Vic is looking back up the platform from the driver’s seat, while his fireman, young and eager to leave, is packing his bag. Vic lingers, eyeing that platform as the train doors open and the passengers step into the smoky, crowded station. It is a dirty station, grimy and gritty because the sequence of sad and violent years that everyone simply calls the war, but which is more correctly known as the Second World War, has recently finished. And although six years may not seem a long time, everybody looks tired for it has been a long six years and a long war. And, in many ways, this war will not end for years yet. For, just as Michael’s eyes will soon open upon the tight, unhappy family he, his mother and father will become, they will also open upon a world that will become known as the post-war world. Years that will become the post-war years, and a whole generation, of which he will be part, that will become the post-war generation. The war has finished but the war will go on. The damage will not be confined to those six sad and violent years that constituted the war, for the damage too will be passed on and the effects of this war will be felt long into the future.
And as Vic looks up the length of the platform, he sees the damage stepping off the train. For this is a troop train (and Vic is more than familiar with the sight of troop trains because he drove them all through the war). These are the last of the returning soldiers, and the people on the platform are the families who haven’t seen them for years, and the children who have
never
seen them, these gaunt figures who are their fathers. And their arms go out, those who have waited and who now receive not only their sons, husbands and fathers back into their lives but receive their damage as well. For these men cannot help but bring their damage back with them.
And these are the lucky ones. Vic is motionless as he surveys the platform. The station is eerily quiet. It is not silent: there are carriage doors still being opened and slammed shut, occasional whistles and announcements. This and the sounds of young children. But not much of it, for most of the children, who until now may not have known what damage is or looks like and who may be seeing it for the first time, are simply staring. There is little grown-up speech. Not that Vic can hear. No one seems to be talking much. Those gathered to meet the returning troops and those stick-figure troops themselves (for even though their return has been delayed because they were too thin to travel, and even though they have been carefully fed, substance comes back slowly to their stick frames and it is even possible that some will never lose that bony look) have somehow, without speaking, all agreed that words can wait. That
whatever words may be spoken at this moment will be the wrong words — the words they all might have used
before
, the words of a time, of a way of living, that once existed but doesn’t any more. And that for this new age new ways of speaking will have to be found. Or ways of using the old words that don’t exist yet. And although Vic would never say it like that, the eerie quiet on the platform tells him that everybody has decided to scrub the words for the moment because they wouldn’t be up to the job demanded of them. And whatever things they all imagined they might have said they leave inside their heads and now greet one another in silence or muted welcome. Occasionally, Vic notes, someone’s lips move, indicating that more extended speech has taken place. A young woman suddenly sobs, then stops herself — an act of will that is more moving than the tears. And there is the odd smile, even a laugh — the sort of prepared happiness you see in newspapers. But this is a night arrival and only those who have to be here are, and no one smiles or laughs for the cameras because there aren’t any. Not that Vic can see.
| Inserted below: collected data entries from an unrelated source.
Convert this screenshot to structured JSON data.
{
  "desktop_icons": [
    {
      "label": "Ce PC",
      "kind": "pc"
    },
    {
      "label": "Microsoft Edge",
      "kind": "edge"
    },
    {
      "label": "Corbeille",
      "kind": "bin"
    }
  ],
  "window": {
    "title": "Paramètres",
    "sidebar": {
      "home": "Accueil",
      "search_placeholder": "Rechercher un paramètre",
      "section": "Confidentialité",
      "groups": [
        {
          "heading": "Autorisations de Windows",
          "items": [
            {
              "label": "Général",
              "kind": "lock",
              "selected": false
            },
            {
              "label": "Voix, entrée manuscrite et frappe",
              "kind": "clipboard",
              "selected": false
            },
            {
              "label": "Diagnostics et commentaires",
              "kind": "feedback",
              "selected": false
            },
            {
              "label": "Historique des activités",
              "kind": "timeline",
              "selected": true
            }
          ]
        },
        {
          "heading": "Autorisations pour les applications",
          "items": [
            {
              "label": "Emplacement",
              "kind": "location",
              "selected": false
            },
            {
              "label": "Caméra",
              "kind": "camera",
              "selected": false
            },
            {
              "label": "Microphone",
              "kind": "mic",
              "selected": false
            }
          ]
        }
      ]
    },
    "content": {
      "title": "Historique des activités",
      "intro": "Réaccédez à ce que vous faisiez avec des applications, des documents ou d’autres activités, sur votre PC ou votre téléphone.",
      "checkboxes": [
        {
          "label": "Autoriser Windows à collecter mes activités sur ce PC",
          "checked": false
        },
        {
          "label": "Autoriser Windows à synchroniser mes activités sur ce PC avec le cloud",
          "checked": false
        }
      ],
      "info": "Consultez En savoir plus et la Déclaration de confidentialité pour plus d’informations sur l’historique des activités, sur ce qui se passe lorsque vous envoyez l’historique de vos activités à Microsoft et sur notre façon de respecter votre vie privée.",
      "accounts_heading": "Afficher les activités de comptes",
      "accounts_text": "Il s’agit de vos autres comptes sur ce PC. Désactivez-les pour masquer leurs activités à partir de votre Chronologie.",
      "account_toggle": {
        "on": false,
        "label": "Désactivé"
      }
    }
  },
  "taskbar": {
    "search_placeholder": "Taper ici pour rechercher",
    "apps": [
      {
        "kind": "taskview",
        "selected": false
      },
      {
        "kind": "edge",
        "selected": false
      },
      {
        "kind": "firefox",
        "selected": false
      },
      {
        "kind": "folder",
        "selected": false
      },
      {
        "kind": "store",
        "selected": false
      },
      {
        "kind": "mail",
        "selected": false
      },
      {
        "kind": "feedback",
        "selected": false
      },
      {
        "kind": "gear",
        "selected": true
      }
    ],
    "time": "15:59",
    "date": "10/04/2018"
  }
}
They may, Vic is thinking while his fireman leaves the cabin, they may even be his old mob. And Vic is as much looking back through the years as back up the platform to the time he spent in the army before being called back to drive engines. To the life he might have lived had he stayed a sapper. Could they be his old mob? He discovered, when the war was over, where they were sent. Singapore, just in time for the fall and just in time to be taken prisoner, more or less, without firing a shot.
All of them. That was what became of his mob, and that would have been his fate too. Taken, more or less, without firing a shot and sent off to the prison camps where one in three died. A one-in-three chance that the child who is about to open his eyes upon the world would never have been conceived.
Slowly, the crowd begins to thin. Soldiers who still have that stick-figure look are led like children through the platform gate. And, as they walk back into the world they left behind in another age altogether, the children take their damaged hands. And so it begins, the process of passing the damage on. For out there are the quiet suburbs to which they will return, where fathers will sob uncontrollably in their bedrooms, fly into sad violence without warning or sit listening to jaunty songs about love discovered or sombre songs about love lost, or, when the time comes, be found lounging in front of television screens gazing upon quiz programs or American westerns about wagon trains and cavalry, all of which will be the face of this other, this post-war, world to which they returned but which they know, in that part of the mind that ticks over without thought, will never be their world because they don’t really have one any more. And there will be a creeping feeling that this world, this age of Progress, didn’t, in the end, need them to exist any more; a creeping feeling that History found them useful for a time and that those six sad and violent years were part of a larger process that was always moving forward to just such a moment. And once the longed-for moment is reached, History continues,
on and on, leaving those who were useful for a while to gaze upon these bright, shiny new worlds with faintly puzzled eyes.
This will all unfold out there in the world to which they have returned: the sobbing, the violence without warning, the silence and the puzzled curiosity. And all to the accompaniment of jaunty little songs about catching falling stars, coming from plastic radios in kitchens and lounge rooms and bedrooms, or wherever the damage takes itself to be alone in those quiet and unquiet suburbs.
Vic waits in the cabin, and can’t help but wait, for he is increasingly drawn to the possibility that this was his old mob, or part of it, and their fate, somehow, still his fate. So he waits until the platform clears, apart from the station staff and the guards gathered together in a small group, talking quietly.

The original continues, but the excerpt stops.